Task data is stored in `.claude/formaltask.db` (SQLite).

## Usage

### Command Line

```bash
ft --help                      # Show available commands
ft work spawn <id>             # Spawn worker for a task
ft work list                   # List spawnable tasks
ft work watch                  # Monitor workers
ft work watch --spawn          # Monitor + auto-spawn ready tasks
ft work dashboard              # TUI dashboard
ft work inbox                  # Show blocked workers awaiting input
ft task list <epic>            # List tasks in an epic
ft task show <id>              # Show task details
ft task complete <id>          # Mark task as complete
ft task cancel <id>            # Cancel a task
ft epic list                   # List all epics
ft epic health <epic>          # Check epic health
ft setup                       # Run setup wizard
ft doctor                      # Verify configuration
```

Or run as a Python module:

```bash
python3 -m formaltask.cli --help
```

### Project Structure

```text
formaltask/
├── cli/                # CLI commands (ft <noun> <verb>)
├── core/               # Completion checking, config
├── data/               # Static data files
├── db/                 # Database connection, migrations
├── epics/              # Epic CRUD, YAML parsing
├── git/                # Worktree management, PR queries
├── hooks/              # Hook utilities (shared with hooks/)
├── llm/                # LLM integration (OpenRouter)
├── review/             # Review context, prompt building
├── skills/             # Skill metadata, span tracking
├── state/              # Findings, session tracking
├── tasks/              # Task lifecycle, dependencies, guards
├── validators/         # PreToolUse validators (TDD, doc-guard)
├── vault/              # Knowledge storage
├── workers/            # Worker spawning, monitoring
├── apps/               # TUI applications (dashboard)
└── utils/              # Shared utilities
agents/                 # Subagent definitions
hooks/                  # Hook entry points for Claude Code events
tests/                  # Test suite
.githooks/              # Tracked git hooks
.claude/
└── formaltask.db       # Task database (auto-created by ft setup)
```

See the [CLI Reference](docs/cli/index.md) for full command documentation, [Planning Workflow](skills/PLANNING-WORKFLOW.md) for the plan→critique→revise→decompose lifecycle, and [Architecture Overview](docs/architecture/overview.md) for how the pieces fit together.

### Dashboard

The interactive TUI dashboard (`ft work dashboard`) provides real-time monitoring and control of parallel workers.

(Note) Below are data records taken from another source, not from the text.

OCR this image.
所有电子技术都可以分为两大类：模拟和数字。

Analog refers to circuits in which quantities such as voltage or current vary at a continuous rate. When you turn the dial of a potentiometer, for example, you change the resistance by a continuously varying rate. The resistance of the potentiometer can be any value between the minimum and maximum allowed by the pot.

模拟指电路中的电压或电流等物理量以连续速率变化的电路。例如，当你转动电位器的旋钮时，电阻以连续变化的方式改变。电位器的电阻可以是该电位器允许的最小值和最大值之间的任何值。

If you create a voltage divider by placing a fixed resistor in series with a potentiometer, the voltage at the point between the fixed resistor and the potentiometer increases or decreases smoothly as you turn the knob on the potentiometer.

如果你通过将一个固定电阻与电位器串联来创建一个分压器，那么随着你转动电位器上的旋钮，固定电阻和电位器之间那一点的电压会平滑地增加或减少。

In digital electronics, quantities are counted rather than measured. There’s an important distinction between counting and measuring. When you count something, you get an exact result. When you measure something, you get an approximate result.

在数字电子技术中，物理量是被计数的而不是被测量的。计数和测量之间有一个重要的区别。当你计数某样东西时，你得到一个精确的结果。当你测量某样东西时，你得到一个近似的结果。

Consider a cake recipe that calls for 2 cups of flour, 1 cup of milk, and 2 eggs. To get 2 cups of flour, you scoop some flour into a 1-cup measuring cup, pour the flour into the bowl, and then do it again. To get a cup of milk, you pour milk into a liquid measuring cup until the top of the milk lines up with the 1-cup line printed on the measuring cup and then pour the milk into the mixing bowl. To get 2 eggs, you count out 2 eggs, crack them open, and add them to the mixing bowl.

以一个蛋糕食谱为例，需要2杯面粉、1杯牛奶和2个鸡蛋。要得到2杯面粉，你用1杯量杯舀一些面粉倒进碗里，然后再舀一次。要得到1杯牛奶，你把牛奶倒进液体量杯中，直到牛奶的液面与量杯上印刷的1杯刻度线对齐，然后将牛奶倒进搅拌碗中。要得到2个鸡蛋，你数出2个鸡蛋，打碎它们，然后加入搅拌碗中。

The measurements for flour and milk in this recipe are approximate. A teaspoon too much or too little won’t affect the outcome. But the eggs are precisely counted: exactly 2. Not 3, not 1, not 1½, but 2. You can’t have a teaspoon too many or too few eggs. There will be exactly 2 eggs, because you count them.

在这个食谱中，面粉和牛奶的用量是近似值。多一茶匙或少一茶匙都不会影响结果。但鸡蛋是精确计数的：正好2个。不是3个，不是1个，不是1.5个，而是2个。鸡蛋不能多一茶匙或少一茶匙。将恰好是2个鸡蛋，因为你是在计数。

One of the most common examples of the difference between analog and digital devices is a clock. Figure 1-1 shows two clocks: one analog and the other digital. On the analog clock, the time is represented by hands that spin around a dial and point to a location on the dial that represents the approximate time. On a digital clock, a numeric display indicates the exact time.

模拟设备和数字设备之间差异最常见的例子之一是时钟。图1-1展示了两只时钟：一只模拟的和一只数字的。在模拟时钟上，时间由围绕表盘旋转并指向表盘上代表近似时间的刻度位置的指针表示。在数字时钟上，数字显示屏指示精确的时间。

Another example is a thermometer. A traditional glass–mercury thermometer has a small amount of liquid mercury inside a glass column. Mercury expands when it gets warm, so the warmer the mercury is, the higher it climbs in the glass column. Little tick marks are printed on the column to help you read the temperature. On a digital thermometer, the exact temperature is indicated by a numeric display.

![Dashboard](docs/assets/dashboard.png)

**Layout:** Status bar (top) showing task counts and auto-spawn state, task list (middle) with color-coded health indicators, terminal pane (bottom) showing the selected worker's output.

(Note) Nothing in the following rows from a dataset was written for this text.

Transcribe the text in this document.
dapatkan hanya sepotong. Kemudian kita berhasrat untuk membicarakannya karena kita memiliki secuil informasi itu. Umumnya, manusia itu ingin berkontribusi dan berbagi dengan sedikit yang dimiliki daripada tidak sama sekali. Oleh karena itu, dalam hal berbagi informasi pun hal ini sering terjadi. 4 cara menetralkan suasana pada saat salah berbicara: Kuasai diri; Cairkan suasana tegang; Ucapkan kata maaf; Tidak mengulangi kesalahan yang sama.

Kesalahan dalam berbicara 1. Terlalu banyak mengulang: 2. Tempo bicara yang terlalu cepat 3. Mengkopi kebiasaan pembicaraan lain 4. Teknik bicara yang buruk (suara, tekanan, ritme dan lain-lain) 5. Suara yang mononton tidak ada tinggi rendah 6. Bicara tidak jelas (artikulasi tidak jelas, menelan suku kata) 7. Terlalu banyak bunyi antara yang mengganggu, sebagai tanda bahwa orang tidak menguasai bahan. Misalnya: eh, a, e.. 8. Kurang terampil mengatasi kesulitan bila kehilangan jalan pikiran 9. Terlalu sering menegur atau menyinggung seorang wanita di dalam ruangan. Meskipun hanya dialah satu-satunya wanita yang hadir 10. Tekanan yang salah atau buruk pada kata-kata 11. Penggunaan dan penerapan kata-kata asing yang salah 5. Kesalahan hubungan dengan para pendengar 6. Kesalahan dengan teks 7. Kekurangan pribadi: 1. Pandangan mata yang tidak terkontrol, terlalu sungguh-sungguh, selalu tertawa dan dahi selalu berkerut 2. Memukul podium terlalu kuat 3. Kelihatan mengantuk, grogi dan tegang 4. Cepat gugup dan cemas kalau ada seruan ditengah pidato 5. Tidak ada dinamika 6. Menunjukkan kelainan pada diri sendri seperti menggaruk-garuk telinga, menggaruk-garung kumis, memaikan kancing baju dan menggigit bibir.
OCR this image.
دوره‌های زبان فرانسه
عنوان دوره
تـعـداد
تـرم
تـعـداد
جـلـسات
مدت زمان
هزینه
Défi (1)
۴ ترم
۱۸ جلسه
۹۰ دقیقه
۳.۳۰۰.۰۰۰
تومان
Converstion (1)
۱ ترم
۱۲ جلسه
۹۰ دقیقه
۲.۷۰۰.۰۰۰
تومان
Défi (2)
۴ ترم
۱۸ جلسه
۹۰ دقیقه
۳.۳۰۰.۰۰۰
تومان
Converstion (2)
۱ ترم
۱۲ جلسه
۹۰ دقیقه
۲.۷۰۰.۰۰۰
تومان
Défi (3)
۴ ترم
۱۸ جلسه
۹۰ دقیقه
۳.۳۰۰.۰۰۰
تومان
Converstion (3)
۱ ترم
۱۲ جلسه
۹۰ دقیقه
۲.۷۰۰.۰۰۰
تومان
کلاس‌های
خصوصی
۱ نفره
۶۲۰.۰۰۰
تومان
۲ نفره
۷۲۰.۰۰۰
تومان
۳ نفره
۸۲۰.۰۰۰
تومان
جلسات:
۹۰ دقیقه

**Worker states:** Each task shows a health indicator — **LIVE** (running), **EXIT** (process ended), **HELP** (needs human input), **FIX** (has review findings), or **queued** (ready to spawn).

**Keybindings:**

| Key | Action |
|-----|--------|
| `j` / `k` | Navigate task list |
| `Enter` | Attach to selected worker (F12 to detach back) |
| `S` | Spawn next queued task |
| `A` | Toggle auto-spawn (automatically fills worker slots) |
| `+` / `-` | Adjust max worker limit (1-10) |
| `X` | Kill selected worker (double-tap to confirm) |
| `R` | Restart selected worker (double-tap to confirm) |
| `i` | Open inbox (blocked workers awaiting input) |
| `q` | Quit |

**Auto-spawn** fills available worker slots from the task queue. The status bar shows the current limit (e.g. `auto (5)`). Adjust with `+`/`-` to scale up or down without leaving the dashboard. This is the interactive equivalent of `ft work watch --spawn`.

## Development

### Running Tests

```bash
pytest tests/ --cov=formaltask
```

### Linting

```bash
ruff check formaltask/ --fix
ruff format formaltask/
```

### Type Checking

```bash
basedpyright formaltask/
```

## License

MIT License. See [LICENSE](LICENSE) for details.